Wednesday, October 16, 2013
In Charter Schools, Vouchers, and the Public Good, I raised the problem of some districts' continuing financial viability with the growth of charter schools (along with several other issues). I don't suggest that charters are a per se threat to public schools, but focus on the paradigm cases of a small rural district that operates one middle school and one high school. Opening one charter school can jeopardize the fiscal stability of the district and create dilemmas of conscious for families. The same type of problem can occur in large school districts, but the growth of charters has to been rather significant.
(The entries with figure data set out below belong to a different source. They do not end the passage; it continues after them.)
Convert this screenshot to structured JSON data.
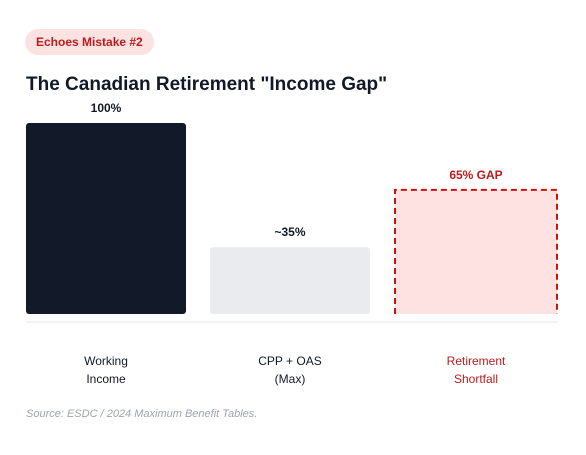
{
  "badge": "Echoes Mistake #2",
  "title": "The Canadian Retirement \"Income Gap\"",
  "source": "Source: ESDC / 2024 Maximum Benefit Tables.",
  "colors": {
    "working": "#121a29",
    "cpp": "#e9ebef",
    "gap_fill": "#fee2e2",
    "gap_stroke": "#cc1111",
    "dark_text": "#111827",
    "red_text": "#b91c1c"
  },
  "chart_data": {
    "type": "bar",
    "categories": [
      {
        "line1": "Working",
        "line2": "Income"
      },
      {
        "line1": "CPP + OAS",
        "line2": "(Max)"
      },
      {
        "line1": "Retirement",
        "line2": "Shortfall"
      }
    ],
    "values": [
      100,
      35,
      65
    ],
    "value_labels": [
      "100%",
      "~35%",
      "65% GAP"
    ],
    "ylim": [
      0,
      100
    ]
  }
}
A new report by Moody's indicates that some districts have already reached this point and others may do so in the future:
The dramatic rise in charter school enrollments over the past decade is likely to create negative credit pressure on school districts in economically weak urban areas. . . . Charter schools tend to proliferate in areas where school districts already show a degree of underlying economic and demographic stress. . . .
"While the vast majority of traditional public districts are managing through the rise of charter schools without a negative credit impact, a small but growing number face financial stress due to the movement of students to charters.". . .
Charter schools can pull students and revenues away from districts faster than the districts can reduce their costs, says Moody's. As some of these districts trim costs to balance out declining revenues, cuts in programs and services will further drive students to seek alternative institutions including charter schools.
Many older, urban areas that have experienced population and tax base losses, creating stress for their local school districts, have also been areas where charter schools have proliferated, says Moody's. Among the cities where over a fifth of the students are enrolled in charter schools are Cleveland, Detroit, Kansas City, St. Louis, and Washington, D.C. Nationwide about one in 20 students is in a charter school.
One of the four risk factors Moody's identifies as making a school district vulnerable to charter school growth is that the school district is already financially pressured and grappling with weak demographics.
A second factor is having a limited ability to adjust operations in response to a loss of enrolment to charter schools. . . .
A third risk factor for a school district is being in a state with a statutory framework promoting a high degree of educational choice and has a relatively liberal approval process for new charters and few limits on their growth, as well as generous funding.
A final risk factor is when a school district is not integrated into a healthier local government, as such integration can lead to greater diversity in revenues and more flexibility in balance sheets, positioning the district to better handle operating and financial changes.
In other words, the report systematically substantiates the point I had tried to make through anecdote and theory.